Friday, May 13, 2005

Nickel and Dimed to Death

It looks like the next console generations from Sony and Microsoft are including as a key feature the ability to kill you two ways: by having the monster bash you until you run out of hit points, or to kill you - the player - by nickel and dime-ing you to death. That's right - microtransactions built right into your game console! Hey, for just ninety-nine cents, you can upgrade your sword. Oh, for another ninety-nine, you can beef up your armor. Oh, that boss monster still to tough for you?

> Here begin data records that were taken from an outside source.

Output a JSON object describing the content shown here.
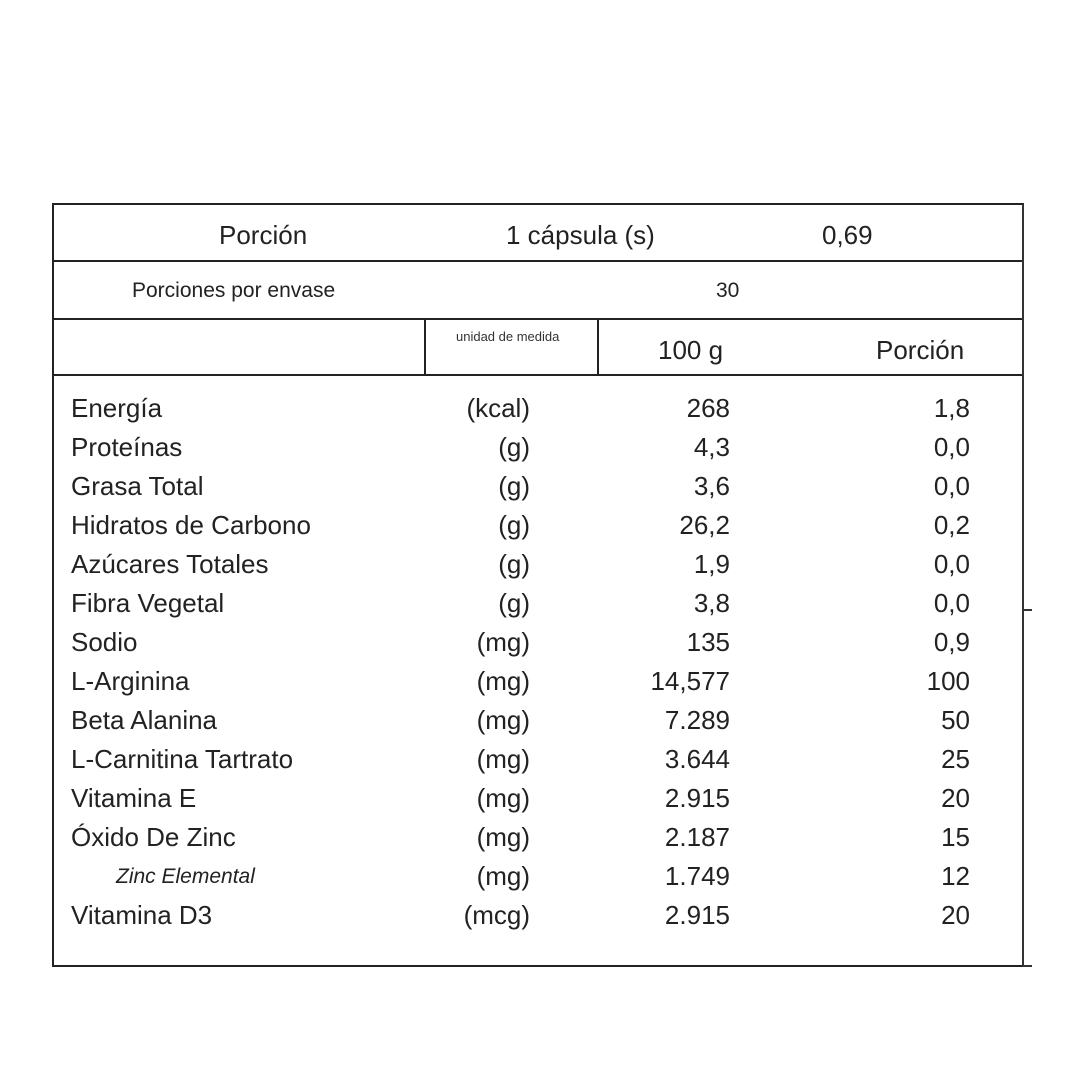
{
  "header": {
    "portion_label": "Porción",
    "portion_value": "1  cápsula (s)",
    "portion_weight": "0,69",
    "servings_label": "Porciones por envase",
    "servings_value": "30",
    "col_unit": "unidad de medida",
    "col_100g": "100 g",
    "col_portion": "Porción"
  },
  "rows": [
    {
      "name": "Energía",
      "unit": "(kcal)",
      "per100": "268",
      "portion": "1,8"
    },
    {
      "name": "Proteínas",
      "unit": "(g)",
      "per100": "4,3",
      "portion": "0,0"
    },
    {
      "name": "Grasa Total",
      "unit": "(g)",
      "per100": "3,6",
      "portion": "0,0"
    },
    {
      "name": "Hidratos de Carbono",
      "unit": "(g)",
      "per100": "26,2",
      "portion": "0,2"
    },
    {
      "name": "Azúcares Totales",
      "unit": "(g)",
      "per100": "1,9",
      "portion": "0,0"
    },
    {
      "name": "Fibra Vegetal",
      "unit": "(g)",
      "per100": "3,8",
      "portion": "0,0"
    },
    {
      "name": "Sodio",
      "unit": "(mg)",
      "per100": "135",
      "portion": "0,9"
    },
    {
      "name": "L-Arginina",
      "unit": "(mg)",
      "per100": "14,577",
      "portion": "100"
    },
    {
      "name": "Beta Alanina",
      "unit": "(mg)",
      "per100": "7.289",
      "portion": "50"
    },
    {
      "name": "L-Carnitina Tartrato",
      "unit": "(mg)",
      "per100": "3.644",
      "portion": "25"
    },
    {
      "name": "Vitamina E",
      "unit": "(mg)",
      "per100": "2.915",
      "portion": "20"
    },
    {
      "name": "Óxido De Zinc",
      "unit": "(mg)",
      "per100": "2.187",
      "portion": "15"
    },
    {
      "name": "Zinc Elemental",
      "unit": "(mg)",
      "per100": "1.749",
      "portion": "12",
      "italic": true
    },
    {
      "name": "Vitamina D3",
      "unit": "(mcg)",
      "per100": "2.915",
      "portion": "20"
    }
  ]
}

Perhaps you'd be interested in a couple of healing potions - only fifty cents a pop.

An article over at Grimwell Online points out the perils of this plan:
When the game becomes nothing more than a tool to drive more money to the shareholders, it's quickly able to shed all vestiges of a game.
He correctly points out that there is great temptation now for the executive producers to demand games that are little more than vehicles to prompt people to buy in-game content - and indeed, to hold back the best content for the highest-paying customers.

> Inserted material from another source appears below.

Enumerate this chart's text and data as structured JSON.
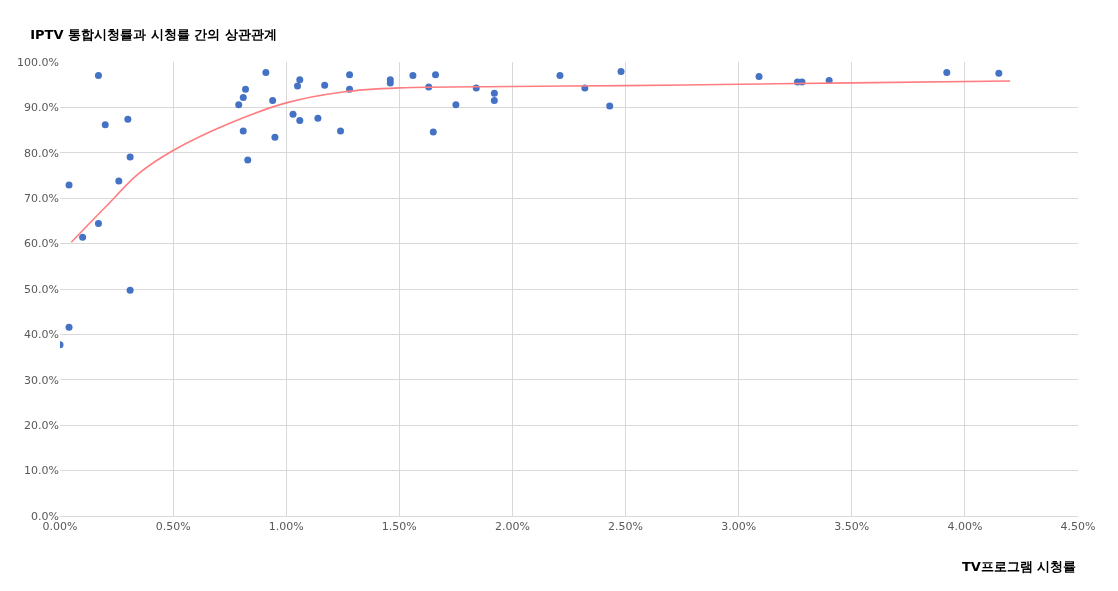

And what does this mean for educational games? Well, first, it means that the commercial gulf between the emerging "Hollywood" game development culture and educational games is widening further. Not only can educational game titles not compete on the graphics and depth of media against the AAA titles, but now, they'll have to compete against games that make money not only on the initial purchase (which already tends to be steeper than educational games), but continue making money after the sale.

Probably not much educational titles can do to encourage micropayment competition against entertainment titles, although I could see a devious model which allows the hapless student to pay fifty cents to skip over the boring educational parts of games to get to the fun parts. Heh.